One side will tend to see the government as doing nothing wrong, and the other side will see the government as doing everything wrong.
And such partisanship means any problem is seen either as not existing or as entirely the fault of the government of the United Kingdom.
But not everything is the fault of a bunch of politicians in one place and at one time.
In a recent post at the London School of Economics blog, Professor Katy Hayward of Queen’s University Belfast has done a short explainer on the Ireland/Northern Ireland Protocol – and it is perhaps one of the best short explainers on Brexit generally.
But the one phrase in that post which stood out for me was this:
‘It is true that – with the best will in the world (which is evident among most businesses in NI) – the new border regime is still far from ready for full implementation.’
So used are many of us at seeing as every failing of Brexit as being directly attributable to the expedient follies of the United Kingdom government that it can sometimes be forgotten that even if we were suddenly to have a sensible and practical government many Brexit problems would still be there.
For this is the very nature of fundamental problems: mere superficialities cannot and do not make any difference.
That is why the problems are, well, fundamental.
Hayward’s post reminds us of how the Ireland/Northern Ireland protocol is exceptional: it affects an internal boundary of one of the parties; it applies different rules to goods moving in one direction than the other; the applicable rules in one direction are that of the European Union and not the United Kingdom; and that in respect of those applicable rules, it will be the United Kingdom that will be applying them, not the European Union.
As Hayward wisely observes: ‘This entails a great deal of trust on the EU side and a great deal of responsibility on the UK side.’

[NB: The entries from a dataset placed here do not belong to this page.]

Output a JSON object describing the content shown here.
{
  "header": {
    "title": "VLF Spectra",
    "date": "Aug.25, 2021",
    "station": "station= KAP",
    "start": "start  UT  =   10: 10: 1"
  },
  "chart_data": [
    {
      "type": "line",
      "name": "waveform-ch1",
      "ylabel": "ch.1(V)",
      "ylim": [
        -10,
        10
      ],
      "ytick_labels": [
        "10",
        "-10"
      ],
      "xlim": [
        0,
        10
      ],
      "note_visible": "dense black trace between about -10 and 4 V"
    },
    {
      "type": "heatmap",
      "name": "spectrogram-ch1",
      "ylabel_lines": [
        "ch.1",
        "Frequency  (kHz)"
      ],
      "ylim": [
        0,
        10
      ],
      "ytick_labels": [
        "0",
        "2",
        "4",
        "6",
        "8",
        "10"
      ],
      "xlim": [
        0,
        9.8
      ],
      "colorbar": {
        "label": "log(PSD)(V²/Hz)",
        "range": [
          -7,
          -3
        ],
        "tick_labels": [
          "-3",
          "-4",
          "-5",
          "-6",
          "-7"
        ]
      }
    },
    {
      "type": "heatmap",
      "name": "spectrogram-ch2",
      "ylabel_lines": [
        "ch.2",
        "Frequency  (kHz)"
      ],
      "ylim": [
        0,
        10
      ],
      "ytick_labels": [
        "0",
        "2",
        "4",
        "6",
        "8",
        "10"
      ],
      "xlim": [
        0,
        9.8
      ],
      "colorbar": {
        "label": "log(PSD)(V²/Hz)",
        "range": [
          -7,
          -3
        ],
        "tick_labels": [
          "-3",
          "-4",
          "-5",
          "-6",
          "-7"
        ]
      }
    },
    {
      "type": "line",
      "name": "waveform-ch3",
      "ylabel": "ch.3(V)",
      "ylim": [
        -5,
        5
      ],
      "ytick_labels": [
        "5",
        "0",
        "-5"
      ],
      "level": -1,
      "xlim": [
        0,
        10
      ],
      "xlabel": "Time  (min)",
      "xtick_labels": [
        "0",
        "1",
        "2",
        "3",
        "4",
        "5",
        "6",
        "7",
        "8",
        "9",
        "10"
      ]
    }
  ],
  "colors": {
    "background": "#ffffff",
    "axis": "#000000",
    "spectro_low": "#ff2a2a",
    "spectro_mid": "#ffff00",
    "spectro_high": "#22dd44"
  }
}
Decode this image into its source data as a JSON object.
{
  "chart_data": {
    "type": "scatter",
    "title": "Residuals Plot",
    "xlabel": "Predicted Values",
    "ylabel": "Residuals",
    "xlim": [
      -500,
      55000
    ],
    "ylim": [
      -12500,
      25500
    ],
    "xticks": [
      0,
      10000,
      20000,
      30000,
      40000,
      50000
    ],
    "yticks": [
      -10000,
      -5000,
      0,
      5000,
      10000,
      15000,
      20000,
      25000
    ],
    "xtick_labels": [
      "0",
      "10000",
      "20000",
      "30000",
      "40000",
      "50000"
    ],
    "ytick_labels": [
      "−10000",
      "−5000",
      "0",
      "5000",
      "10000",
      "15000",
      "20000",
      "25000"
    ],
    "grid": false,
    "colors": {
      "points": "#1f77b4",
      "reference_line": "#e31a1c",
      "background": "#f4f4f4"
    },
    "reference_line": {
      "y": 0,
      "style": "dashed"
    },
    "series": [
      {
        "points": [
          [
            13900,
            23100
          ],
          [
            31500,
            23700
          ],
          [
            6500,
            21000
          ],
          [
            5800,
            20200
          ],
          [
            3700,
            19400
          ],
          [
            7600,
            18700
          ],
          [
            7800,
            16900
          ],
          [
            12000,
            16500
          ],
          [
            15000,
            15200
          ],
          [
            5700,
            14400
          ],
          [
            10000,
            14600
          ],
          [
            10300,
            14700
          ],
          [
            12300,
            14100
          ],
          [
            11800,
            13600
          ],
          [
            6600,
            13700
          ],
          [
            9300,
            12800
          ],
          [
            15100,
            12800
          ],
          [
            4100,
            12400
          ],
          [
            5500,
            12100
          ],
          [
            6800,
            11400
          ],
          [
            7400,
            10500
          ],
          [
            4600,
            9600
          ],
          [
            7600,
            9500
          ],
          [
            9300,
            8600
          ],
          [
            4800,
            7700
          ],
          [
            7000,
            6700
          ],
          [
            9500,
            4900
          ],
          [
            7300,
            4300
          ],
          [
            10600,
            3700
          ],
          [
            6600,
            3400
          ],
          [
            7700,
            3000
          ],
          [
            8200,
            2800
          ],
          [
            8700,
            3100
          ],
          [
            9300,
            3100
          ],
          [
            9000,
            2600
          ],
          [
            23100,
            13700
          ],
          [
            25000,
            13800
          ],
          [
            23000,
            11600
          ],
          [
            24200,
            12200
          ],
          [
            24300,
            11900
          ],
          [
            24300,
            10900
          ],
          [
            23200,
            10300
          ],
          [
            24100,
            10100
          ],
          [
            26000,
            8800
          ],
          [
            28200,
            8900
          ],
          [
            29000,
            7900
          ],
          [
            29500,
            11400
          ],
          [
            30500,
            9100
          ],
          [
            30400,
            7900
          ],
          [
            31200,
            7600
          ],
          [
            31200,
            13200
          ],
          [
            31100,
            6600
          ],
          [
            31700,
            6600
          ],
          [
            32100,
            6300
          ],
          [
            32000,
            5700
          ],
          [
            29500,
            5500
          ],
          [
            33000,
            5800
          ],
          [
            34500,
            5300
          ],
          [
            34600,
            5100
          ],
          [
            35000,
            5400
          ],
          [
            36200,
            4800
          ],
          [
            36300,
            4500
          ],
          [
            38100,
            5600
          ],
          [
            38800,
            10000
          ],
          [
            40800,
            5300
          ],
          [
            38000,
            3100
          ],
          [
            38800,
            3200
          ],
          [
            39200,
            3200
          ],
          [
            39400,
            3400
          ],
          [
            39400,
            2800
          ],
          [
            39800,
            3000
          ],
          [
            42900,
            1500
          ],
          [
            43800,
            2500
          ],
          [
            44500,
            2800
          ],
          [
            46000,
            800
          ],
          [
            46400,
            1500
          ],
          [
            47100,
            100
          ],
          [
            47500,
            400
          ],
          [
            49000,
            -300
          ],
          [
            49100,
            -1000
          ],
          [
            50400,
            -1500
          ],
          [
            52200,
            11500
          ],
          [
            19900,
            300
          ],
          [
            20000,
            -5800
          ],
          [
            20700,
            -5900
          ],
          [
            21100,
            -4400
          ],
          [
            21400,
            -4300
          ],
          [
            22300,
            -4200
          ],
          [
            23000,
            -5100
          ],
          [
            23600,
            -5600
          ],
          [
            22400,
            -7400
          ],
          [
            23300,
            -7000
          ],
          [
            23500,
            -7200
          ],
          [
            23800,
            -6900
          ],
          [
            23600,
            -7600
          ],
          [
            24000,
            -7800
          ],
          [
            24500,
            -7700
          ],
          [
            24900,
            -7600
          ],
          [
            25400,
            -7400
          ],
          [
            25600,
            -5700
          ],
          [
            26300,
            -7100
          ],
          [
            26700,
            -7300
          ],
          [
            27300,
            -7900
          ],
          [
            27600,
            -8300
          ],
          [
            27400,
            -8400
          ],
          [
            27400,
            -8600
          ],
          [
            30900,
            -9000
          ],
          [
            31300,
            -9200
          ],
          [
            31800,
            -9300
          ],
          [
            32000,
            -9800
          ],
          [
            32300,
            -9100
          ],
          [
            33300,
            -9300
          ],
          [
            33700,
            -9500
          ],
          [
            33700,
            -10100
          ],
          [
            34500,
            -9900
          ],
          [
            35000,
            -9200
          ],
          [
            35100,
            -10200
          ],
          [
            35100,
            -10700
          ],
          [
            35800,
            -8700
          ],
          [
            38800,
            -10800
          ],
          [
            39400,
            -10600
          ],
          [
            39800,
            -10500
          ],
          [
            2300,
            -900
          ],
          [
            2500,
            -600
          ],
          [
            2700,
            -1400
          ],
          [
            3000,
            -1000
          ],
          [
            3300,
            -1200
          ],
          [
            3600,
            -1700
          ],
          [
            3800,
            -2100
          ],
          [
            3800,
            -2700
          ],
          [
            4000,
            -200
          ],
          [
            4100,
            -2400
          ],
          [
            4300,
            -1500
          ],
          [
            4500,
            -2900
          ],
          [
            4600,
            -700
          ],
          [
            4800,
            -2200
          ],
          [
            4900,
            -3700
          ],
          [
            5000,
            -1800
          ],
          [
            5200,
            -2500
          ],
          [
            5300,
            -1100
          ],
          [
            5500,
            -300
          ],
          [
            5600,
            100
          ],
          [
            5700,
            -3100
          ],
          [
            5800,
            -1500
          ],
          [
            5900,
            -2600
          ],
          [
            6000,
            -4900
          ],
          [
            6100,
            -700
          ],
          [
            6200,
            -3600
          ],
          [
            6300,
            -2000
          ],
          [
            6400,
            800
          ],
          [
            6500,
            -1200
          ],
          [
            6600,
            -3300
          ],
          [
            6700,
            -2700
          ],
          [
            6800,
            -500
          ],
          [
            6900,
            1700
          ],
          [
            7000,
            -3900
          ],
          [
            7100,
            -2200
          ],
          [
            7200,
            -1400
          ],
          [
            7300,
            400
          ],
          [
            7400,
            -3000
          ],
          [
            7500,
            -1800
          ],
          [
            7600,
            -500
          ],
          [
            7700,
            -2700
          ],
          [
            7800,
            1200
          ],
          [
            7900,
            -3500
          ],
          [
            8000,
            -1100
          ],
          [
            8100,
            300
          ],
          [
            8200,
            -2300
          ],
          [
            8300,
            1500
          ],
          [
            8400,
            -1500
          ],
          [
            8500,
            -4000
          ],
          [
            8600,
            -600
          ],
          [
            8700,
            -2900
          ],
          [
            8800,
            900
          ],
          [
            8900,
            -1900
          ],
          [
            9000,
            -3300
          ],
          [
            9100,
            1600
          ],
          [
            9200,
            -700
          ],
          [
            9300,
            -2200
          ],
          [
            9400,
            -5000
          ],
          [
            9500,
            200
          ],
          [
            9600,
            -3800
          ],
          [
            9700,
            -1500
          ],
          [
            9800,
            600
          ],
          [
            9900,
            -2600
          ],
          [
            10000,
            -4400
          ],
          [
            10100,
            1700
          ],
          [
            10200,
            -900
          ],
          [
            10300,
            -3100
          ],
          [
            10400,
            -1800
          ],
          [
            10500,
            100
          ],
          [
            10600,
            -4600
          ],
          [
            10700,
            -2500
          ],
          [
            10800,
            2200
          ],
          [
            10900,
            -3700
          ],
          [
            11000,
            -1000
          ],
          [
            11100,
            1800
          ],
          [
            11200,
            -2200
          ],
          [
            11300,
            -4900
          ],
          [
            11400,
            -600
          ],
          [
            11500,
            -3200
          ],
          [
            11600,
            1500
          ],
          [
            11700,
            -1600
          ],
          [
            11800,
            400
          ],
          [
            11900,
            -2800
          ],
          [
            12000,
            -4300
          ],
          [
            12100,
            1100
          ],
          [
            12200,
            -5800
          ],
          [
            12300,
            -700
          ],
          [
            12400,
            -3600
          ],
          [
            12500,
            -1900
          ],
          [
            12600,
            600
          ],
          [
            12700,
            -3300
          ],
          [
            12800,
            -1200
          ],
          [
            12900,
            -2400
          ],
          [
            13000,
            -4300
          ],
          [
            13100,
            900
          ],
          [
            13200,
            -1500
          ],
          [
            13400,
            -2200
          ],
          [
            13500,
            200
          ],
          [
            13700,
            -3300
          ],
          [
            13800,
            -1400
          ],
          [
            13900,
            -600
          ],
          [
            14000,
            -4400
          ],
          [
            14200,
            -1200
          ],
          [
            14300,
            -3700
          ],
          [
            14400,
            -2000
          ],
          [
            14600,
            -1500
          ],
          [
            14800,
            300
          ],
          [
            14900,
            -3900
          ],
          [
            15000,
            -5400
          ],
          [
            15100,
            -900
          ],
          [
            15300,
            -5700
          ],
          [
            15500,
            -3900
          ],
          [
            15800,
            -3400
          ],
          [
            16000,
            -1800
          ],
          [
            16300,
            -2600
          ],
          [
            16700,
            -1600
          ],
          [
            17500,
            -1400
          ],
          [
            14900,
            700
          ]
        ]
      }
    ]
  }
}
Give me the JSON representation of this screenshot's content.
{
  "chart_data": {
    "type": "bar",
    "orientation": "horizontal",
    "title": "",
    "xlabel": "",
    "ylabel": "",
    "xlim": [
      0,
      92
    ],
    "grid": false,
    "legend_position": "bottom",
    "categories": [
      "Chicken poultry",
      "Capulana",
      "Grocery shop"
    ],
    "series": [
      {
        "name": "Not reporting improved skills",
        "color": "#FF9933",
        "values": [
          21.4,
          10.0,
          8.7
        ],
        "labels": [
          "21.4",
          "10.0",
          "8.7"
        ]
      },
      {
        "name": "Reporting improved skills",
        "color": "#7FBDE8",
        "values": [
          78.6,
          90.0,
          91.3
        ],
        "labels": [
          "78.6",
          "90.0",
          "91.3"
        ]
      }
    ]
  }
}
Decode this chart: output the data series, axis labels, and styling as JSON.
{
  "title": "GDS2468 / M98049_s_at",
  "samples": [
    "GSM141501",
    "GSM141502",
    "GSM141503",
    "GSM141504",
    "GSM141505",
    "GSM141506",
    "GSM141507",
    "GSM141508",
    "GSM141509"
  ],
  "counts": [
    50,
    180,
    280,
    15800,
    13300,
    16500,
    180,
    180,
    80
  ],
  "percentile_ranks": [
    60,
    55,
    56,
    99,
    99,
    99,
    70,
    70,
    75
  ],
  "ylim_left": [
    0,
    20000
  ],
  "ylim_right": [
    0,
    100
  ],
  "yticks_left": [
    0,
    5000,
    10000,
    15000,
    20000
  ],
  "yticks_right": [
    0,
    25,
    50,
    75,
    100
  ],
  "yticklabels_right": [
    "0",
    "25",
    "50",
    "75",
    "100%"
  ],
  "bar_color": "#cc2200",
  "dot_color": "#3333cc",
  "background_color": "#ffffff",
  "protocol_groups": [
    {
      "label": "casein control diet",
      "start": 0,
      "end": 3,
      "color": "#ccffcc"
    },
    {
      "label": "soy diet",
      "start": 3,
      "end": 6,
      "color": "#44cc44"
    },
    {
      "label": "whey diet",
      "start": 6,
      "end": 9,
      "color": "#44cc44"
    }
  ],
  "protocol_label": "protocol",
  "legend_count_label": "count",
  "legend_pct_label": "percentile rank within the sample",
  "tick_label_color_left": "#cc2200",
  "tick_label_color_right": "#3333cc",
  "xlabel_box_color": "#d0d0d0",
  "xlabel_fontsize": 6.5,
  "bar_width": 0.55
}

And these are just the structural problems.
There are then many practical problems, as with any trade agreement – which were, of course, exacerbated by the reckless, last-minute approach to the negotiation and implementation of the protocol.
And to demonstrate the adage that there is nothing in political affairs that the current government of the United Kingdom cannot make worse, there are the clumsy and confrontational antics of the relevant minister David Frost.
In the words of Hayward:
‘The EU is frustrated at the lack of readiness, compliance and, now, the trustworthiness of the UK.’
But the value of Hayward’s post is not just in that pay-off line, but in it showing us that even if Frost was not playing to the gallery, the structural and practical problems would still be there – and just as pressing and urgent.
This means that the European Union – and the rest of us – should not get preoccupied with the current political problems – as distinct from the structural and practical problems.
Just as the claps and cheers of the political and media supporters of the government are not enough to get Brexit ‘done’ – a similar but opposite superficial response to such political idiocy is not sufficient as a remedy to the current problems.
Put bluntly: if prime minister Boris Johnson and various of his ministers all resigned this evening, the structural and practical problems identified by Hayward would still be there in the morning.
And so Hayward is right to aver that the European Union should seek to avoid getting too caught-up in our current government’s short-term silliness – the ‘moral hazard’ of which I set out in a recent post.
The problems addressed by – and caused by – the Ireland/Northern Ireland Protocol will be there as long as the United Kingdom is out of the European Union and Northern Ireland is part of the United Kingdom.